D'autres conditions sur lesquelles il pourrait faire rapport ultérieurement comprennent la déficience en facteur XI, la maladie coeliaque, l'hémochromatose héréditaire et la dystonie primaire, un trouble du mouvement impliquant des contractions musculaires involontaires.
La dernière décision de la FDA a été prise en réponse à une demande d'août 2015 de 23andMe en vertu de la réglementation pour l'approbation des dispositifs médicaux nouveaux et à risque faible à modéré. David Mittelman, généticien et entrepreneur basé à Houston, affirme que cette décision est un avantage net pour les consommateurs et une victoire pour 23andMe, qui est basée à San Francisco et dirigée par l'entrepreneure Anne Wojcicki.

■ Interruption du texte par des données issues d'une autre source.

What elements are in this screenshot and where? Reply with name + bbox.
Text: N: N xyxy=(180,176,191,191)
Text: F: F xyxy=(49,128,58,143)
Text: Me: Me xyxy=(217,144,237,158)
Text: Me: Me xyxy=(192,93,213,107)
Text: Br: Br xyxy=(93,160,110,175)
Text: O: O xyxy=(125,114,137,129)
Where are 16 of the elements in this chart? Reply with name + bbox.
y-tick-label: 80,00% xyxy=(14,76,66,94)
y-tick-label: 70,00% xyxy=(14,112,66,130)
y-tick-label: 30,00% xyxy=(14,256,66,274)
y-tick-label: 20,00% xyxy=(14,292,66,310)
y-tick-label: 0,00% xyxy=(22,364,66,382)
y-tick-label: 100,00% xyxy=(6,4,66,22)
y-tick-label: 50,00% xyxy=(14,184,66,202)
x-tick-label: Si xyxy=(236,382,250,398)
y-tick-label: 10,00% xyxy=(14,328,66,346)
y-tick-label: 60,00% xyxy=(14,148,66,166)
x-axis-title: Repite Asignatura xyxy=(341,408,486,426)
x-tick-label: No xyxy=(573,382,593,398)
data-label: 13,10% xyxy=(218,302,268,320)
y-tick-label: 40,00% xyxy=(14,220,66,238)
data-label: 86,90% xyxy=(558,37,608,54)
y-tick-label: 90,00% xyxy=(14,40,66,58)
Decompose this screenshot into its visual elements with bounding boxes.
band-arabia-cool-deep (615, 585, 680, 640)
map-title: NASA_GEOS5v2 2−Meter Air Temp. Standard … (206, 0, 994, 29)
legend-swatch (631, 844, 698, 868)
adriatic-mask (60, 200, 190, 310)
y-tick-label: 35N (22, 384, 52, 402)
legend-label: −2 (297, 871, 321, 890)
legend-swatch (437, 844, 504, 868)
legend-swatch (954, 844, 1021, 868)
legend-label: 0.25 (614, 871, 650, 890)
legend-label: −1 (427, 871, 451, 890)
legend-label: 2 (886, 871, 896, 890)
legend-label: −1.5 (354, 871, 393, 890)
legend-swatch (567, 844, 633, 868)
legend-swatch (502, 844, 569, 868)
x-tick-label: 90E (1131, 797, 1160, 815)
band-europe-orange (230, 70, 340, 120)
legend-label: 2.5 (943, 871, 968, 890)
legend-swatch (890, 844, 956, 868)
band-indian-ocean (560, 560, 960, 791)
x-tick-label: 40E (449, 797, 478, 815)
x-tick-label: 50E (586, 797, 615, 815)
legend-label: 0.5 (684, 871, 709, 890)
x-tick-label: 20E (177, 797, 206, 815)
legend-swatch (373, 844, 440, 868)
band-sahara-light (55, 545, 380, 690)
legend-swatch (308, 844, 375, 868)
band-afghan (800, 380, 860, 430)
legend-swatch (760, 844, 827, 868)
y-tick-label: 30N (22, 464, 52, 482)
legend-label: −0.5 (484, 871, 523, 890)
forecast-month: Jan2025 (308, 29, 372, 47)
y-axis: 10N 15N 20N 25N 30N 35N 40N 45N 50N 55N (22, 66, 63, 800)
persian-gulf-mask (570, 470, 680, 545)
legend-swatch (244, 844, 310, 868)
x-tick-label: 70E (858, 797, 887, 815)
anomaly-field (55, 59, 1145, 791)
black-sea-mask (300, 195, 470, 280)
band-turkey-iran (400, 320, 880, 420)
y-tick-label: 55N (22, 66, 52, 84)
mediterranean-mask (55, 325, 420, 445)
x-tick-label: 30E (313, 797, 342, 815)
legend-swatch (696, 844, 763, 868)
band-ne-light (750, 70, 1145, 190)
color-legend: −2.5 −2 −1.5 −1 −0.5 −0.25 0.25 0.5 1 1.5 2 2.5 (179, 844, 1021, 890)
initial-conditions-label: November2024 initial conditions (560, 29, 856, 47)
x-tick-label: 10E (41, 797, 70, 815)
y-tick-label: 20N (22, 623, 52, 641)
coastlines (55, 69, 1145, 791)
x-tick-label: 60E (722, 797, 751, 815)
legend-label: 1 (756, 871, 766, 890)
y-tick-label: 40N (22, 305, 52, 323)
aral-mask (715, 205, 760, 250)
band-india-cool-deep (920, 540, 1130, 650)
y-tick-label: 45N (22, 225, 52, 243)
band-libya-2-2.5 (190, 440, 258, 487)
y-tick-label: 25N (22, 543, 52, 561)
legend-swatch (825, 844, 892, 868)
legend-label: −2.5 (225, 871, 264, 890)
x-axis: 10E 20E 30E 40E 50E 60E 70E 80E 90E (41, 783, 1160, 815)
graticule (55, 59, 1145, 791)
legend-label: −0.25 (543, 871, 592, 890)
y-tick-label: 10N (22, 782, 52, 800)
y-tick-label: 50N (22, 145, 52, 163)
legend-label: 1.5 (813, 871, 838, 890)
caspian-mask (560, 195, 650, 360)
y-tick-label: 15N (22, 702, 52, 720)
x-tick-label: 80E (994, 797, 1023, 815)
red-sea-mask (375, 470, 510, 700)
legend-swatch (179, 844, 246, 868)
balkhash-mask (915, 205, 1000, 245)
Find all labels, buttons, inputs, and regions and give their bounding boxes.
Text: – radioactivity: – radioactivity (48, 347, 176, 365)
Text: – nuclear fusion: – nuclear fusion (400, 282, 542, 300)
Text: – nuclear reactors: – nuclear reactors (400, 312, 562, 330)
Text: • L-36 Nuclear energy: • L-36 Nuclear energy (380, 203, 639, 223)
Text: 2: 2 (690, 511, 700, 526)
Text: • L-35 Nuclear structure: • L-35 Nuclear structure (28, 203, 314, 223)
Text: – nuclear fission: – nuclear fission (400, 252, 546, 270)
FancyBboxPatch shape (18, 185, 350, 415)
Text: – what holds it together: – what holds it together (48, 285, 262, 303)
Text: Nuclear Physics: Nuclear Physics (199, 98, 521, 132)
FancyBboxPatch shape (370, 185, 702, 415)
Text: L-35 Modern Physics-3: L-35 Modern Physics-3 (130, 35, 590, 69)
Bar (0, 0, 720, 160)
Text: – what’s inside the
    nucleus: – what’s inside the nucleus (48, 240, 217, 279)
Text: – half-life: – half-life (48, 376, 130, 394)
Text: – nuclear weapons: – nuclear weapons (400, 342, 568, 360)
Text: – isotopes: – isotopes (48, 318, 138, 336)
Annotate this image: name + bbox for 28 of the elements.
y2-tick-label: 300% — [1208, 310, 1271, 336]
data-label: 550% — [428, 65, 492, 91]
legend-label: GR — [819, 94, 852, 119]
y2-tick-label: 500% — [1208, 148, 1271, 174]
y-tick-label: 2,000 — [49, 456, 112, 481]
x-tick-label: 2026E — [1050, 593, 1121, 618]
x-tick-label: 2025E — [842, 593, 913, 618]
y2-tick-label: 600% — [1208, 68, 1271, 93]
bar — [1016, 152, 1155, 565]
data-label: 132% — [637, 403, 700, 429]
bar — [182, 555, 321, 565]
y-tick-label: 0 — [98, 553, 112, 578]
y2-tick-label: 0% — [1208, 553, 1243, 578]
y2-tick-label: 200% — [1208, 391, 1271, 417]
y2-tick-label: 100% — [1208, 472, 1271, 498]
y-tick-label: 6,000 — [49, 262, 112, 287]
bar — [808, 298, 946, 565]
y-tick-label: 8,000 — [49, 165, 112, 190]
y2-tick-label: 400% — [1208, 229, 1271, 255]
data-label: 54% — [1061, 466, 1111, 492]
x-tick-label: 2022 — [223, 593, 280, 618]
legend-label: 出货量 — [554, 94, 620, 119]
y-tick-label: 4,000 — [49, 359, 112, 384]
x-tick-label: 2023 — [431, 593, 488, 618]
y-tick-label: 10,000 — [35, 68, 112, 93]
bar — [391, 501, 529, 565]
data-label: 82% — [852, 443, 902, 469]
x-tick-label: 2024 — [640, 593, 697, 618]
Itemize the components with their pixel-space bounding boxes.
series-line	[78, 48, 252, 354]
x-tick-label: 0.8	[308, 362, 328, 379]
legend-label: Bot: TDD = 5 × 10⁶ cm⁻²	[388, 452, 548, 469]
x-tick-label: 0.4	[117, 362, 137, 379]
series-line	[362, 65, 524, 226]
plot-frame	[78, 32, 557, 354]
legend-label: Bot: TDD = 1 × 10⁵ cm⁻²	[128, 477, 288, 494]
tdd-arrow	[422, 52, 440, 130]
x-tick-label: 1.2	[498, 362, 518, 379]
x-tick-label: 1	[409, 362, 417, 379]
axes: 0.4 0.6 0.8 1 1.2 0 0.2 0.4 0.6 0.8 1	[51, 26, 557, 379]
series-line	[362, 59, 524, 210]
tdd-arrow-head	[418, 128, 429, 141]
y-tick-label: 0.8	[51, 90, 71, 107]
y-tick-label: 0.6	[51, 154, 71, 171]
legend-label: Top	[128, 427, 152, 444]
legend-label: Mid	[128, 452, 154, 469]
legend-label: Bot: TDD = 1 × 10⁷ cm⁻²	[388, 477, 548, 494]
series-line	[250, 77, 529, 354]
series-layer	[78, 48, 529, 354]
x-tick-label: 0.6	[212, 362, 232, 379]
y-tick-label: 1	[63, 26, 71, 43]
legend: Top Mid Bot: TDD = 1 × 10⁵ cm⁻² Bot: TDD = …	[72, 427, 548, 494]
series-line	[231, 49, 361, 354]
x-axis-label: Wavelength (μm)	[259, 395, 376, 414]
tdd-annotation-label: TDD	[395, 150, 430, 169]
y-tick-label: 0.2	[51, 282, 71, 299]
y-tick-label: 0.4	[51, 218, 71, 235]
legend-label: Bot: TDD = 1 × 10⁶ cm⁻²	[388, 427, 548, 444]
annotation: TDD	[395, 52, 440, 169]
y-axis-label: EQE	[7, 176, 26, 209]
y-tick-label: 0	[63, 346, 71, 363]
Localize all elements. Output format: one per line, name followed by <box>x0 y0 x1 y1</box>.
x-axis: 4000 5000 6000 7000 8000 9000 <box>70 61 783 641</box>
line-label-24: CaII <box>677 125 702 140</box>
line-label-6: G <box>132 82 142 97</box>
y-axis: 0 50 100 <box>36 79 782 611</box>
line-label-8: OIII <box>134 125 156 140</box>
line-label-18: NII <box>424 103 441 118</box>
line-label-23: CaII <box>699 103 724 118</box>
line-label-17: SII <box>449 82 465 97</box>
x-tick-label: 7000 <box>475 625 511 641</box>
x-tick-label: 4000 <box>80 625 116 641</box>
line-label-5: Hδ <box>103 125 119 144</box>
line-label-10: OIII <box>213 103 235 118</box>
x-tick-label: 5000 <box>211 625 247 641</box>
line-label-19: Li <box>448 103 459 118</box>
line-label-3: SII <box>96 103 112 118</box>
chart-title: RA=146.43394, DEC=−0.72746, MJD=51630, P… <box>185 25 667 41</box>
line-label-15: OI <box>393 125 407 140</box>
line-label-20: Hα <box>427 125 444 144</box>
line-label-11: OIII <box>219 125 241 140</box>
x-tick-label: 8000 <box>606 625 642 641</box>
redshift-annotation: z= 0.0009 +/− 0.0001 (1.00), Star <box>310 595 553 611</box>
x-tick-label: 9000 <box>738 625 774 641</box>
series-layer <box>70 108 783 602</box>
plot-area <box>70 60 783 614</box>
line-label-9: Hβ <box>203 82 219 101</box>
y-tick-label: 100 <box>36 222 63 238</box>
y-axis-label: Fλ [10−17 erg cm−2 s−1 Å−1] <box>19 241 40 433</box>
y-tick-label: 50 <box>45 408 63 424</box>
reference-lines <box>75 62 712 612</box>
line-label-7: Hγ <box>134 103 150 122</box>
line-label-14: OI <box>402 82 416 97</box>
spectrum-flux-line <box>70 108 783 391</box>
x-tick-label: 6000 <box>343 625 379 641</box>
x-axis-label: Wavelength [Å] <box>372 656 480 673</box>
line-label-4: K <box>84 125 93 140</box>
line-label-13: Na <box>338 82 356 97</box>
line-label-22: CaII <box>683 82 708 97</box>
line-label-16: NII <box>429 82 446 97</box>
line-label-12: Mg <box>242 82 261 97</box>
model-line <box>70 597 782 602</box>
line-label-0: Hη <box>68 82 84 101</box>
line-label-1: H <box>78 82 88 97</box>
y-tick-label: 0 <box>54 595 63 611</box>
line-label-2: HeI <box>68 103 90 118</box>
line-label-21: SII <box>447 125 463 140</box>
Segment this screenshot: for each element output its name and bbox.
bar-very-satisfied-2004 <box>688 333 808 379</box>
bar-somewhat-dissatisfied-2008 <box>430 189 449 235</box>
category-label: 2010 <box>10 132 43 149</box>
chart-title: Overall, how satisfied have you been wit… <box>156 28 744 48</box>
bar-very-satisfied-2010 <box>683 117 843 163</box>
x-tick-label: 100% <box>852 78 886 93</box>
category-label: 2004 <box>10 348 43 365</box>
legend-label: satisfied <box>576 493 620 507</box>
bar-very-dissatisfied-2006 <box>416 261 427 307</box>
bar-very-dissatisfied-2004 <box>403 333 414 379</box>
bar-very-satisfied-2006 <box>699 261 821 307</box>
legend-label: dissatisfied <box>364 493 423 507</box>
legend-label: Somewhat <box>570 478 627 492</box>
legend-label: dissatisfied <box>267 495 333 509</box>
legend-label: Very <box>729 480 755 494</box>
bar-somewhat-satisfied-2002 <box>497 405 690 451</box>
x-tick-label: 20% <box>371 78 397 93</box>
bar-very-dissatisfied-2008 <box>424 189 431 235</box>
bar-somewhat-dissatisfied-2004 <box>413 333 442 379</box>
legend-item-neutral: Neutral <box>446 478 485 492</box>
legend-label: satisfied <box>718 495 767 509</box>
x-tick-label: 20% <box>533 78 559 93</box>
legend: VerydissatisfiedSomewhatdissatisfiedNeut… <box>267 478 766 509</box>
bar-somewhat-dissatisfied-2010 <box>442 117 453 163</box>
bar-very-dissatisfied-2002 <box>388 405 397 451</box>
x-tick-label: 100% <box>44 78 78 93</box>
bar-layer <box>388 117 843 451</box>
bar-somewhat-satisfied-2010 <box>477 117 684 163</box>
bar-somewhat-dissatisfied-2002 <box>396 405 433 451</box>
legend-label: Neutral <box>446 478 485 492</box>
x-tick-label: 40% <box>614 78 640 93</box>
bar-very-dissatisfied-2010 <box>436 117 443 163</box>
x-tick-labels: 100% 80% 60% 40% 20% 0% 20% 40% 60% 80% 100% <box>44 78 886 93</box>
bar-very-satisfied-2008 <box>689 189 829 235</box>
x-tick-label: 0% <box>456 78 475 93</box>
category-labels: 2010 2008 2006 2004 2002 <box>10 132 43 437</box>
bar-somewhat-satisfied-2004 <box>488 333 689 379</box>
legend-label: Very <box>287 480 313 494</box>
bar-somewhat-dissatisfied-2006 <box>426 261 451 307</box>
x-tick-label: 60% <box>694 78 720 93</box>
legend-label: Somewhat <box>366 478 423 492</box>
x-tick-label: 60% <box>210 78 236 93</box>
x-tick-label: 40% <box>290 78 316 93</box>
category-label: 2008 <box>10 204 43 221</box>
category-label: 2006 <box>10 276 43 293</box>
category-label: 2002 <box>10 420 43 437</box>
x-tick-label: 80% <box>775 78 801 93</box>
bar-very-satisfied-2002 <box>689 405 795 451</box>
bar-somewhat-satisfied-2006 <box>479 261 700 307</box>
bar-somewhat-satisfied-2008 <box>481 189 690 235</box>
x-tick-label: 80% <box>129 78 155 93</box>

23andMe est comme l'AOL de la génétique. AOL était si tôt pour le marché, et ils ont en quelque sorte souffert à cause de cela, dit-il.
Cependant, les problèmes liés aux résultats de risque génétique n'ont pas changé. La partie délicate sera de s'assurer que les résultats des tests ne confondent pas les consommateurs, ne provoquent pas de panique ou ne les incitent pas à entreprendre des procédures médicales inutiles. La FDA affirme qu'elle oblige les entreprises à communiquer les résultats d'une manière que les consommateurs peuvent comprendre et utiliser.
Selon une étude de la société, les gens sont capables de comprendre environ 90 % des informations contenues dans les rapports de 23andMe.